DRC: DR Congo Militias Face War Crimes Charges Over Rape Spree

Date: 
Tuesday, August 31, 2010
Source: 
AFP
Countries: 
Africa
Central Africa
Congo (Kinshasa)
PeaceWomen Consolidated Themes: 
Sexual and Gender-Based Violence

Leaders of militias that carried out mass rape in Democratic Republic of Congo will face war crimes charges, a UN conflict envoy said Tuesday.

Margot Wallstrom, special representative on the prevention of sexual violence in conflict, made a direct warning to the heads of militias and armed groups in the African nation where more widespread sexual attacks were reported in August.

Wallstrom called it a "horrific spree of rape, pillage and shooting." The UN mission in DR Congo has said it is investigating to see whether UN peacekeepers in the region could have done more to prevent the rapes.

Wallstrom said many of the women were deliberately sexually assaulted in front of their families or all members of their village as a move "to put fear into society."

"It is being used in the DRC as part of a tactical war of terror, used by armed groups as a means of achieving military and economic ends," Wallstrom told a press conference at the UN headquarters.

"In this case, like so many others, systematic rape was planned and preventable."

She said: "We have to take important steps to make sure that there is no impunity. We have to go after them."

The United Nations said on August 23 that at least 179 women in Nord Kivu province, in eastern DR Congo, were the victims of mass rape between July 30 and August 3. It blamed the Democratic Forces for the Liberation of Rwanda (FDLR), a Hutu rebel group, and Mai-Mai militia.

Wallstrom again named the groups in her warning of cases before the International Criminal Court (ICC), though the FDLR has denied any involvement.

Jean-Pierre Bemba, a former candidate for the DR Congo presidency, is currently before the ICC facing charges of having committed and covered up war crimes when he headed a militia in the east of the country.

"We want to see more of these cases in the international tribunals and courts," said Wallstrom, a former Swedish government minister and EU commissioner.

She called for a "strong signal" to be sent "that the time when sexual violence is tolerated and sidelined as a product of war is over."

Wallstrom added: "Putting it on the agenda of the ICC and the Security Council is really a historic turning point."

"Sexual violence should never again be dismissed as random or controlled or inevitable," she said.

The UN Security Council called on the DR Congo government last week to find and punish those behind the mass rape around the town of Luvungi in Nord-Kivu.

At a special Security Council meeting, members criticized the slow response by the UN troops and the government to the attacks.

US Ambassador Susan Rice said at the time: "The (UN Security Council) Secretariat was clear in acknowledging that things did not occur as they should have."
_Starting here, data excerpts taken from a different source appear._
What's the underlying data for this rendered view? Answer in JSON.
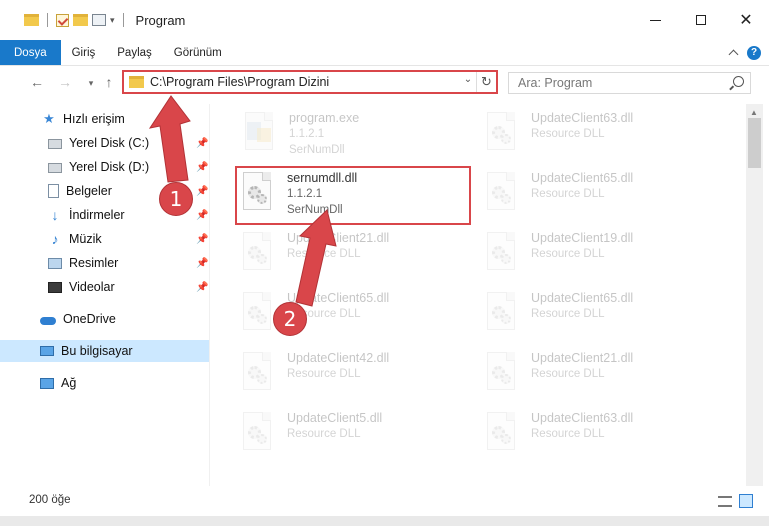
{
  "window": {
    "title": "Program",
    "minimize_icon": "minimize-icon",
    "maximize_icon": "maximize-icon",
    "close_label": "✕"
  },
  "ribbon": {
    "tabs": [
      "Dosya",
      "Giriş",
      "Paylaş",
      "Görünüm"
    ],
    "active_tab": "Dosya",
    "accent_color": "#1979ca"
  },
  "navigation": {
    "back": "←",
    "forward": "→",
    "recent": "▾",
    "up": "↑",
    "address": "C:\\Program Files\\Program Dizini",
    "address_dropdown": "⌄",
    "refresh": "↻",
    "search_placeholder": "Ara: Program"
  },
  "sidebar": {
    "items": [
      {
        "label": "Hızlı erişim",
        "icon": "star-icon",
        "pinned": false
      },
      {
        "label": "Yerel Disk (C:)",
        "icon": "disk-icon",
        "pinned": true
      },
      {
        "label": "Yerel Disk (D:)",
        "icon": "disk-icon",
        "pinned": true
      },
      {
        "label": "Belgeler",
        "icon": "documents-icon",
        "pinned": true
      },
      {
        "label": "İndirmeler",
        "icon": "downloads-icon",
        "pinned": true
      },
      {
        "label": "Müzik",
        "icon": "music-icon",
        "pinned": true
      },
      {
        "label": "Resimler",
        "icon": "pictures-icon",
        "pinned": true
      },
      {
        "label": "Videolar",
        "icon": "videos-icon",
        "pinned": true
      },
      {
        "label": "OneDrive",
        "icon": "onedrive-icon",
        "pinned": false
      },
      {
        "label": "Bu bilgisayar",
        "icon": "computer-icon",
        "pinned": false
      },
      {
        "label": "Ağ",
        "icon": "network-icon",
        "pinned": false
      }
    ],
    "selected": "Bu bilgisayar"
  },
  "files": {
    "left": [
      {
        "name": "program.exe",
        "sub1": "1.1.2.1",
        "sub2": "SerNumDll",
        "faded": true
      },
      {
        "name": "sernumdll.dll",
        "sub1": "1.1.2.1",
        "sub2": "SerNumDll",
        "faded": false
      },
      {
        "name": "UpdateClient21.dll",
        "sub1": "Resource DLL",
        "faded": true
      },
      {
        "name": "UpdateClient65.dll",
        "sub1": "Resource DLL",
        "faded": true
      },
      {
        "name": "UpdateClient42.dll",
        "sub1": "Resource DLL",
        "faded": true
      },
      {
        "name": "UpdateClient5.dll",
        "sub1": "Resource DLL",
        "faded": true
      }
    ],
    "right": [
      {
        "name": "UpdateClient63.dll",
        "sub1": "Resource DLL"
      },
      {
        "name": "UpdateClient65.dll",
        "sub1": "Resource DLL"
      },
      {
        "name": "UpdateClient19.dll",
        "sub1": "Resource DLL"
      },
      {
        "name": "UpdateClient65.dll",
        "sub1": "Resource DLL"
      },
      {
        "name": "UpdateClient21.dll",
        "sub1": "Resource DLL"
      },
      {
        "name": "UpdateClient63.dll",
        "sub1": "Resource DLL"
      }
    ]
  },
  "status": {
    "item_count": "200 öğe"
  },
  "annotations": {
    "step1": "1",
    "step2": "2",
    "color": "#d9464a"
  }
}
The FDLR is accused by the Rwandan government of taking part in the genocide 16 years ago, in which 800,000 people were killed, before the militants fled into Congo.

Rape is frequently reported in eastern Congo and blamed on a range of armed movements, including Congo's regular army.

According to the UN High Commissioner for Refugees, at least 1,244 women reported being raped in the first quarter of 2010, 14 rapes per day on average.